Anaerobic digestion of sludge from marine recirculation aquaculture systems

Oh et al. (2008), using batch tests, studied the effect of compatibles solutes (glycine betaine, choline, carnitine and trehalose) on the anaerobic digestion of salt-containing food wastes (17.5 g sodium chloride (NaCl)/l). The anaerobic seed sludge used was taken from an anaerobic digester in a municipal wastewater treatment plant. First, to test the inhibition of anaerobic digestion by NaCl, the sludge was washed with distilled water and the NaCl concentration was adjusted to 10, 35, 60, 75 and 100 g/L. The methane production decreased 50% with 10 g/l NaCl, 80% with 35 g/L NaCl and for higher concentrations no methane was produced. To overcome NaCl inhibition, 1 g/l of compatible solutes was added separately to the washed sludge with 10 and 35 g/L NaCl and to the non-washed sludge with 11.6 g/L NaCl (original salt-containing food waste diluted 80:20 (distilled water:food waste)). For the sludge with 10 g/l NaCl, glycine betaine and choline increased the methane about twofold compared to the control. The same result was achieved for the sludge with 35 g/l NaCl but only with the addition of glycine betaine. For the non-washed sludge, betaine and choline increased methanogenic activity about five to sixfold. For glycine betaine, it was found that the optimal concentration was 1.5 g/l.
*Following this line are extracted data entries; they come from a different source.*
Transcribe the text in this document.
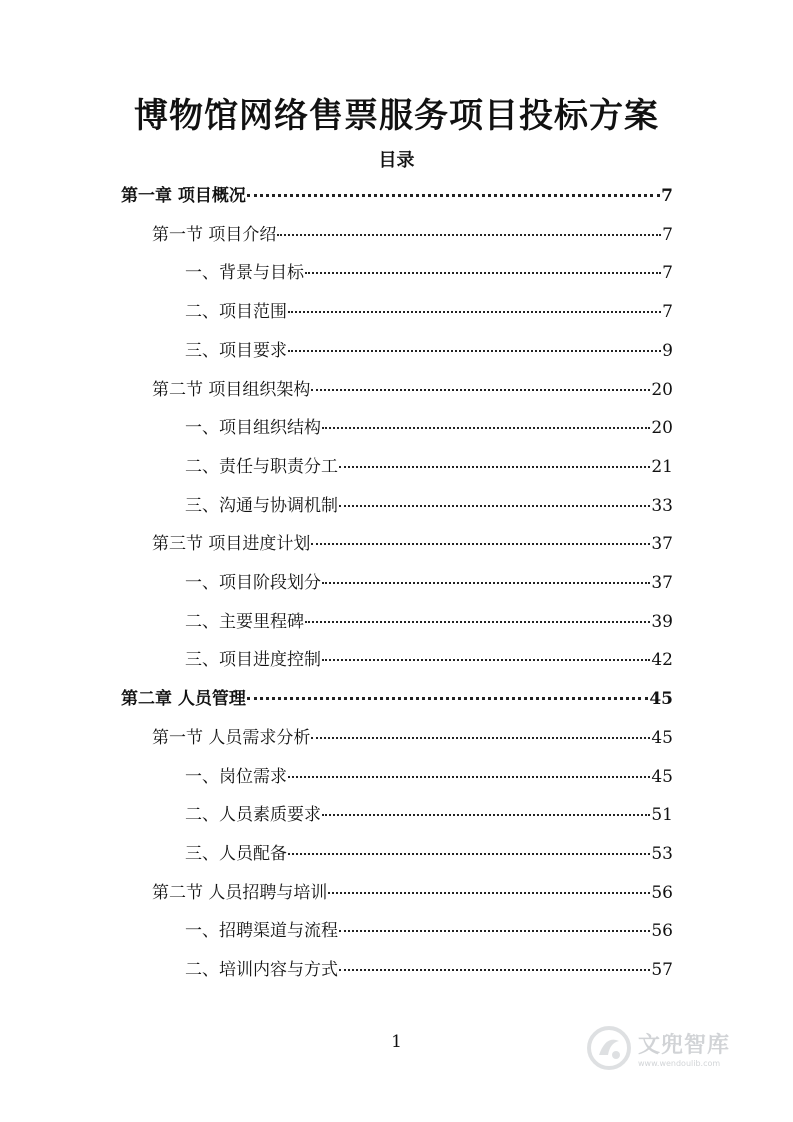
博物馆网络售票服务项目投标方案
目录
第一章 项目概况	7
第一节 项目介绍	7
一、背景与目标	7
二、项目范围	7
三、项目要求	9
第二节 项目组织架构	20
一、项目组织结构	20
二、责任与职责分工	21
三、沟通与协调机制	33
第三节 项目进度计划	37
一、项目阶段划分	37
二、主要里程碑	39
三、项目进度控制	42
第二章 人员管理	45
第一节 人员需求分析	45
一、岗位需求	45
二、人员素质要求	51
三、人员配备	53
第二节 人员招聘与培训	56
一、招聘渠道与流程	56
二、培训内容与方式	57
1	文兜智库
www.wendoulib.com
It was also observed that the addition of betaine in the beginning of the batch tests and only after 7 days increased the methane production in the same proportion. The addition of betaine after only 14 days of incubation did not improve the methane production, which could not be explained. Finally, the accumulation of intracellular glycine betaine in the anaerobic biomass was reported, and it started to occur after 5 days of incubation.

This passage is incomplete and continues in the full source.